Had a good trip back to Tana in light rain with no mishaps.
Spent time catching up with family emails, and laundry and meeting new people in the guesthouse. This is always a good time to trade information.
When John was researching flights to Madagascar he noticed that they were offering 50% discount on internal flights if you purchased a flight with Air Madagascar to get to the island. We decided to fly from Tana to the south and work our way back to Tana overland using public transport.

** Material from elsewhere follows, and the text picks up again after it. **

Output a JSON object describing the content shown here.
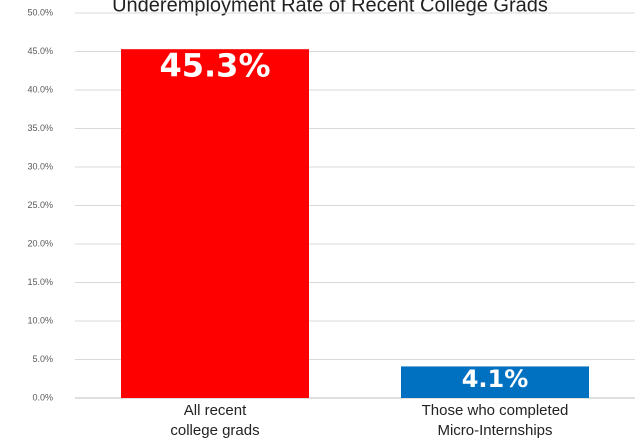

Our flight was in the evening and we were able to contact the shuttle bus driver and were picked up at the door. I don't think they will make any money from the shuttle as there were only two other people on the bus to the airport. It was nice to travel the same route back in daylight and sunshine and with little traffic on the road we were early for our flight. We could see the rice paddies close to the city. Some had rice ready to harvest while other fields were being hoed ready for planting.
Sometimes I have to stop and think where I am as so many of the locals look Malaysian or Indonesian with their high cheek bones and women with long straight hair. When we hear local music it sounds Polynesian with its harmonies and even when accompanied by drums it doesn't sound African to my ear. The language looks Polynesian with its vowel and consonant mixes. About 1500 or 2000 years ago the first Indo-Malayan settlers arrived on this uninhabited island in their boats. They introduced terraced rice paddies to the island, as well as other Asian food crops. Cassava is as popular as rice. In the 9th century the Hindu-Sumatran empire of Srivijaya ran much of the sea trade in the Indian Ocean and so it is a place that doesn't look African as such.
Once we had got our gear sorted we took a flight to Tulear (aka Toliara).